The Taxpayers’ Union has started promoting Social Credit policy in the run up to this year's general election.
On Friday it put out an email to all its supporters calling for the adoption of Recall - a process that would enable voters to force elected representatives to stand down and face a by-election.
Recall, along with Binding Citizens Initiated Referenda has been a central plank of Social Credit policy for more than forty years.
A Recall poll could be invoked in the case where MP’s or local body politicians were acting against the promises they made to voters during an election campaign, or where there was a substantial level of disquiet over how they were performing.
As the Taxpayers’ Union stated “Recall elections affirm the basic concept of ‘sovereignty of the people’. In a democracy, it is a fundamental right to elect representatives and that should also include the right to remove them from office and replace them at any time”.
The background proposal paper could have been lifted straight out of Social Credit policy.
Just a week earlier in its email to supporters it declared “[The] Reserve Bank goes full Social Credit”.
It said “Social Credit was once the butt of jokes. What's really worrying is that our public finances are being transformed into a Social Credit model, without so much as it making the TV news”.
Taxpayers’ Union spokesperson, Jordan Williams, is right - the Reserve Bank is doing what Social Credit has, since 1953, claimed it could do - creating money.

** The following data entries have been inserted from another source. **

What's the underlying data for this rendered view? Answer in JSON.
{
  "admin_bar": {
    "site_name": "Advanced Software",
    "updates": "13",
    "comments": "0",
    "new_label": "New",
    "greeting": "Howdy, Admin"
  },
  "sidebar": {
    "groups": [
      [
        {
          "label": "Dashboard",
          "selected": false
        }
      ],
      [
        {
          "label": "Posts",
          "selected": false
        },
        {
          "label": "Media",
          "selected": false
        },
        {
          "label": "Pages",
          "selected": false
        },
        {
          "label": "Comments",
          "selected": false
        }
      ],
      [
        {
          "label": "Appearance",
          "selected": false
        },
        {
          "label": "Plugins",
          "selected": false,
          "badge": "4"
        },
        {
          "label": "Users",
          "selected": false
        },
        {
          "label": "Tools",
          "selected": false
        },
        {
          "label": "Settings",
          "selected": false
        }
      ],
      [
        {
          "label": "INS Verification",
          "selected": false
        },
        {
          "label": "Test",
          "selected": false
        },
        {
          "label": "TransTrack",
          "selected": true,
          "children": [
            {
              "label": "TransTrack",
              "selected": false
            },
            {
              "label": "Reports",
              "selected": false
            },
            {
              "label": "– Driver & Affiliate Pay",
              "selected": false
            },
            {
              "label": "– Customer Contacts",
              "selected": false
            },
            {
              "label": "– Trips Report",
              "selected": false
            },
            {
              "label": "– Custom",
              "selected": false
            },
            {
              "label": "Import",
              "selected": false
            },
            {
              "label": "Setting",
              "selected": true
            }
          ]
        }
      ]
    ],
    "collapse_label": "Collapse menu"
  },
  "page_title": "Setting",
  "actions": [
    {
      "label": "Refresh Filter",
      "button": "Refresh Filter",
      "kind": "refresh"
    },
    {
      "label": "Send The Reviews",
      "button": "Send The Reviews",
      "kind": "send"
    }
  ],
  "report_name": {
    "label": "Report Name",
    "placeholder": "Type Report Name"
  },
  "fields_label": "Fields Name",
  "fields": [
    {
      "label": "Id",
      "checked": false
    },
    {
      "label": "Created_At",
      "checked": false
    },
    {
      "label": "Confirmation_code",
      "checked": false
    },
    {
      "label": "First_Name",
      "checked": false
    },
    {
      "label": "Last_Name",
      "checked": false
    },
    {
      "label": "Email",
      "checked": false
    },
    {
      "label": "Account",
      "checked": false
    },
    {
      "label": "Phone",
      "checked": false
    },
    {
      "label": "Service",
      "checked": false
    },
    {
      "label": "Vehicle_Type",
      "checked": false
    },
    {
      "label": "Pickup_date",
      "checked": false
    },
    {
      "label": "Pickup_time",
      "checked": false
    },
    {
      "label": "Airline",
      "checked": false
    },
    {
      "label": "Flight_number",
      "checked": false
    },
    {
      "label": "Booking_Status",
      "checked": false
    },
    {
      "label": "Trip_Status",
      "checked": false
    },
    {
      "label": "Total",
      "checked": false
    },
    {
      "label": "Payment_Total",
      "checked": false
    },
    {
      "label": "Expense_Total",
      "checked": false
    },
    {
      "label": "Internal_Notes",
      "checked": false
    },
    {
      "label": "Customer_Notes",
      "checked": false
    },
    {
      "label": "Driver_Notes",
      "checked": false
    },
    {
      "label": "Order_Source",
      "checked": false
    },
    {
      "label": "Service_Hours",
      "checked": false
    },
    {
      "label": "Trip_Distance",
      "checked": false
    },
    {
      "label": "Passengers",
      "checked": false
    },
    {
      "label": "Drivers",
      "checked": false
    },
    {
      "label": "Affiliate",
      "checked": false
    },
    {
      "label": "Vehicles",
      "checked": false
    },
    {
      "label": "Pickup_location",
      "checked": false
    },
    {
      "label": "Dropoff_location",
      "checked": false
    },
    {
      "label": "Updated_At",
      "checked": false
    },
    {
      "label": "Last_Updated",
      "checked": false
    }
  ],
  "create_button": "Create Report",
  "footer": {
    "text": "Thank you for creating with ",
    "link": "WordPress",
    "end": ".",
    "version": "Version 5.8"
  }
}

RBNZ chief economist Yuong Ha confirmed it, being quoted in the NZ Herald on August 14th - "We create money … which is what central banks do. And have always done"
However that money ($100 billion over the next two years) is not being used as Social Credit has always proposed. Far from it.
Social Credit proposes that money be put straight into the government’s account for it to use so that it did not need to borrow from the private sector and taxpayers were not lumped with large interest and debt repayments.
We expect Jordan Williams to be campaigning for that before the October 17th election date.